Brücker weist in dem Zusammenhang darauf hin, dass das Asylsystem in Deutschland im Wesentlichen funktioniere: 88 Prozent der in Deutschland lebenden Menschen aus Syrien und 78 Prozent aus Afghanistan haben einen anerkannten Schutzstatus. Nur ein kleiner Teil, etwa acht Prozent, ist demnach tatsächlich ausreisepflichtig. Von 2015 bis 2023 wurden nach Brücker insgesamt 836.000 Asylanträge abgelehnt, aber der Bestand an ausreisepflichtigen Personen ist nur um 81.000 gestiegen, da die meisten Menschen freiwillig wieder ausreisen.
Im Bereich der Integration gibt es dem Experten zufolge ebenfalls positive Entwicklungen: Acht Jahre nach ihrer Ankunft in Deutschland sind 68 Prozent der Geflüchteten erwerbstätig. „Integration braucht Zeit. Aber die Entwicklung ist viel günstiger, als wir 2015 erwartet haben“, erklärt Brücker.
Beate Rudolf, Direktorin des Deutschen Instituts für Menschenrechte, warnt vor den Gefahren, die von einer aufgeladenen Migrationsdebatte ausgehen. Sie kritisiert, dass Forderungen nach Abschottung und Zurückweisungen schutzsuchender Menschen die rechtsstaatlichen Prinzipien untergraben. „Die hitzige Debatte der letzten Wochen gleicht einem Wettbewerb um immer drastischere Vorschläge zur Verschärfung des Asylrechts“, erklärt Rudolf. „Die derzeit diskutierten Verschärfungen im Migrations- und Sicherheitsrecht werden Radikalisierungen und Terroranschläge nicht verhindern können“, so Rudolf weiter. Stattdessen seien präventive Maßnahmen notwendig. Rudolf weiter: „Wie wir als Gesellschaft mit Schutzsuchenden umgehen, prägt das Zusammenleben aller Menschen in Deutschland. Menschenrechte und rechtsstaatliche Verfahren sind zivilisatorische Errungenschaften.

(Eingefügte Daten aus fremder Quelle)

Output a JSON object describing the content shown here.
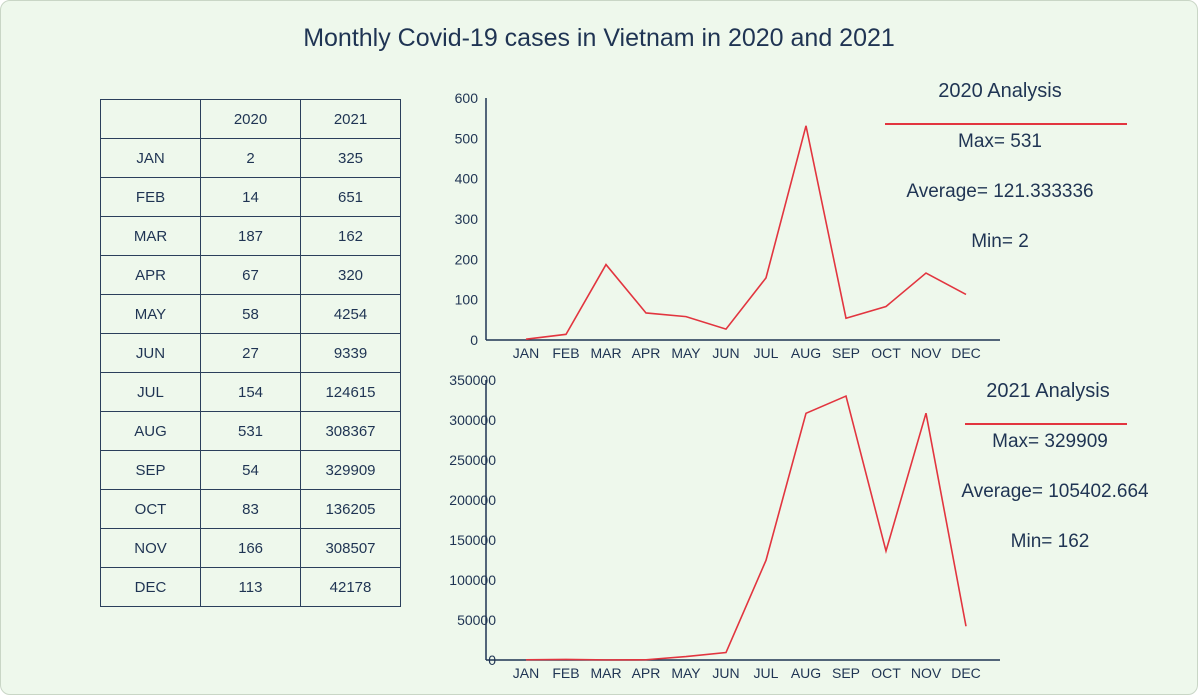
{
  "title": "Monthly Covid-19 cases in Vietnam in 2020 and 2021",
  "table": {
    "header": [
      "",
      "2020",
      "2021"
    ],
    "rows": [
      [
        "JAN",
        "2",
        "325"
      ],
      [
        "FEB",
        "14",
        "651"
      ],
      [
        "MAR",
        "187",
        "162"
      ],
      [
        "APR",
        "67",
        "320"
      ],
      [
        "MAY",
        "58",
        "4254"
      ],
      [
        "JUN",
        "27",
        "9339"
      ],
      [
        "JUL",
        "154",
        "124615"
      ],
      [
        "AUG",
        "531",
        "308367"
      ],
      [
        "SEP",
        "54",
        "329909"
      ],
      [
        "OCT",
        "83",
        "136205"
      ],
      [
        "NOV",
        "166",
        "308507"
      ],
      [
        "DEC",
        "113",
        "42178"
      ]
    ]
  },
  "analysis_2020": {
    "heading": "2020 Analysis",
    "max": "Max= 531",
    "average": "Average= 121.333336",
    "min": "Min= 2"
  },
  "analysis_2021": {
    "heading": "2021 Analysis",
    "max": "Max= 329909",
    "average": "Average= 105402.664",
    "min": "Min= 162"
  },
  "colors": {
    "line": "#e2353f",
    "axis": "#1f3453",
    "background": "#eef8ec"
  },
  "chart_data": [
    {
      "type": "line",
      "categories": [
        "JAN",
        "FEB",
        "MAR",
        "APR",
        "MAY",
        "JUN",
        "JUL",
        "AUG",
        "SEP",
        "OCT",
        "NOV",
        "DEC"
      ],
      "values": [
        2,
        14,
        187,
        67,
        58,
        27,
        154,
        531,
        54,
        83,
        166,
        113
      ],
      "ylim": [
        0,
        600
      ],
      "yticks": [
        0,
        100,
        200,
        300,
        400,
        500,
        600
      ],
      "ytick_labels": [
        "0",
        "100",
        "200",
        "300",
        "400",
        "500",
        "600"
      ]
    },
    {
      "type": "line",
      "categories": [
        "JAN",
        "FEB",
        "MAR",
        "APR",
        "MAY",
        "JUN",
        "JUL",
        "AUG",
        "SEP",
        "OCT",
        "NOV",
        "DEC"
      ],
      "values": [
        325,
        651,
        162,
        320,
        4254,
        9339,
        124615,
        308367,
        329909,
        136205,
        308507,
        42178
      ],
      "ylim": [
        0,
        350000
      ],
      "yticks": [
        0,
        50000,
        100000,
        150000,
        200000,
        250000,
        300000,
        350000
      ],
      "ytick_labels": [
        "0",
        "50000",
        "100000",
        "150000",
        "200000",
        "250000",
        "300000",
        "350000"
      ]
    }
  ]
}
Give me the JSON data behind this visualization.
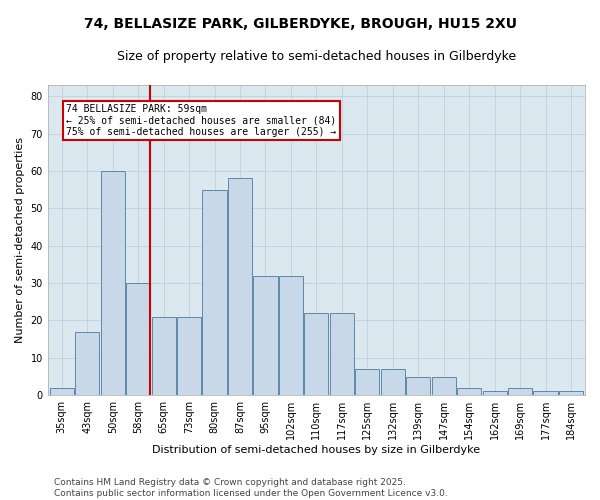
{
  "title": "74, BELLASIZE PARK, GILBERDYKE, BROUGH, HU15 2XU",
  "subtitle": "Size of property relative to semi-detached houses in Gilberdyke",
  "xlabel": "Distribution of semi-detached houses by size in Gilberdyke",
  "ylabel": "Number of semi-detached properties",
  "categories": [
    "35sqm",
    "43sqm",
    "50sqm",
    "58sqm",
    "65sqm",
    "73sqm",
    "80sqm",
    "87sqm",
    "95sqm",
    "102sqm",
    "110sqm",
    "117sqm",
    "125sqm",
    "132sqm",
    "139sqm",
    "147sqm",
    "154sqm",
    "162sqm",
    "169sqm",
    "177sqm",
    "184sqm"
  ],
  "values": [
    2,
    17,
    60,
    30,
    21,
    21,
    55,
    58,
    32,
    32,
    22,
    22,
    7,
    7,
    5,
    5,
    2,
    1,
    2,
    1,
    1
  ],
  "bar_color": "#c8d8e8",
  "bar_edge_color": "#5a8aaa",
  "red_line_index": 3,
  "annotation_title": "74 BELLASIZE PARK: 59sqm",
  "annotation_line1": "← 25% of semi-detached houses are smaller (84)",
  "annotation_line2": "75% of semi-detached houses are larger (255) →",
  "annotation_box_color": "#ffffff",
  "annotation_box_edge": "#cc0000",
  "red_line_color": "#cc0000",
  "footer_line1": "Contains HM Land Registry data © Crown copyright and database right 2025.",
  "footer_line2": "Contains public sector information licensed under the Open Government Licence v3.0.",
  "ylim": [
    0,
    83
  ],
  "yticks": [
    0,
    10,
    20,
    30,
    40,
    50,
    60,
    70,
    80
  ],
  "bg_color": "#ffffff",
  "plot_bg_color": "#dce8f0",
  "grid_color": "#b8ccd8",
  "title_fontsize": 10,
  "subtitle_fontsize": 9,
  "axis_label_fontsize": 8,
  "tick_fontsize": 7,
  "footer_fontsize": 6.5,
  "annotation_fontsize": 7
}
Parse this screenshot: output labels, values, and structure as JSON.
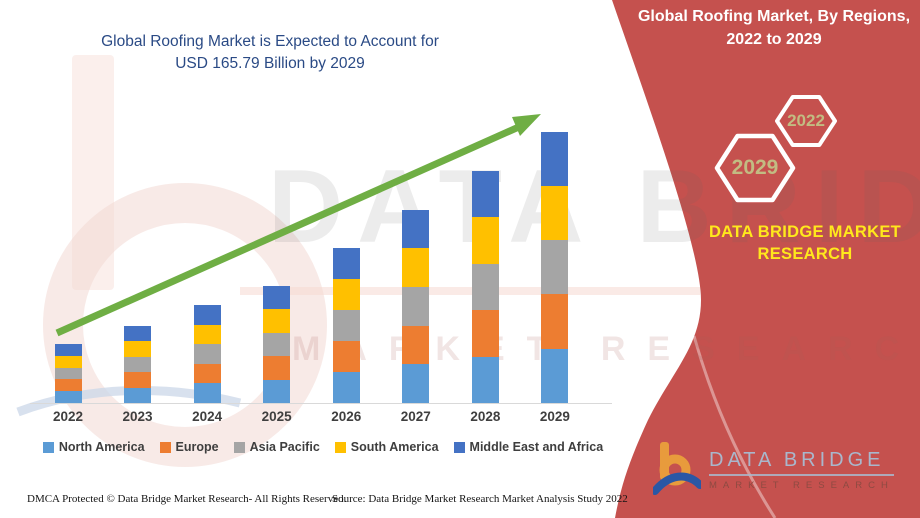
{
  "title": {
    "line1": "Global Roofing Market is Expected to Account for",
    "line2": "USD 165.79 Billion by 2029"
  },
  "banner": {
    "line1": "Global Roofing Market, By Regions,",
    "line2": "2022 to 2029"
  },
  "hexagons": {
    "large_label": "2029",
    "small_label": "2022",
    "label_color": "#C2BC82"
  },
  "brand_block": {
    "line1": "DATA BRIDGE MARKET",
    "line2": "RESEARCH",
    "color": "#FFE81C"
  },
  "logo": {
    "name": "DATA BRIDGE",
    "subtitle": "MARKET RESEARCH"
  },
  "watermark": {
    "line1": "DATA BRIDGE",
    "line2": "MARKET RESEARCH"
  },
  "footer": {
    "left": "DMCA Protected © Data Bridge Market Research- All Rights Reserved.",
    "right": "Source: Data Bridge Market Research Market Analysis Study 2022"
  },
  "colors": {
    "accent_red": "#C5514E",
    "title_blue": "#2A4A85",
    "arrow_green": "#6FAE44",
    "axis_gray": "#D9D9D9",
    "label_gray": "#3F3F3F"
  },
  "chart_data": {
    "type": "bar",
    "stacked": true,
    "unit": "USD Billion",
    "categories": [
      "2022",
      "2023",
      "2024",
      "2025",
      "2026",
      "2027",
      "2028",
      "2029"
    ],
    "series": [
      {
        "name": "North America",
        "color": "#5B9BD5",
        "values": [
          7.2,
          9.5,
          12.0,
          14.3,
          19.0,
          23.7,
          28.4,
          33.2
        ]
      },
      {
        "name": "Europe",
        "color": "#ED7D31",
        "values": [
          7.2,
          9.5,
          12.0,
          14.3,
          19.0,
          23.7,
          28.4,
          33.2
        ]
      },
      {
        "name": "Asia Pacific",
        "color": "#A5A5A5",
        "values": [
          7.2,
          9.5,
          12.0,
          14.3,
          19.0,
          23.7,
          28.4,
          33.2
        ]
      },
      {
        "name": "South America",
        "color": "#FFC000",
        "values": [
          7.2,
          9.5,
          12.0,
          14.3,
          19.0,
          23.7,
          28.4,
          33.2
        ]
      },
      {
        "name": "Middle East and Africa",
        "color": "#4472C4",
        "values": [
          7.2,
          9.5,
          12.0,
          14.3,
          19.0,
          23.7,
          28.4,
          33.2
        ]
      }
    ],
    "totals": [
      36.1,
      47.7,
      60.0,
      71.6,
      94.8,
      118.7,
      141.9,
      165.79
    ],
    "highlight_value_2029": "165.79",
    "legend_position": "bottom",
    "gridlines": false,
    "y_axis_visible": false,
    "trend_arrow": true
  }
}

Sie dürfen nicht leichtfertig aufs Spiel gesetzt werden.“
Die oben genannten politischen Maßnahmen wurden im Vorfeld der kürzlich erfolgten Landtagswahlen in den ostdeutschen Bundesländern Thüringen, Sachsen und Brandenburg eingeführt, wo Migration und Sicherheit die dominanten Themen waren. Die rechtspopulistische Partei Alternative für Deutschland (AfD) hat in allen drei Wahlen sehr hohe Stimmenzuwächse erzielt. Sie gewann jeweils rund ein Drittel der Stimmen, was in Deutschland derzeit große Sorgen auslöst über das Erstarken demokratie- und menschenfeindlicher Tendenzen.
Auch mit Blick auf die Landtagswahlergebnisse in Ostdeutschland dauern die kontroversen Diskussionen rund um adäquate Migrationspolitik und gesellschaftlichen Zusammenhalt in Deutschland an.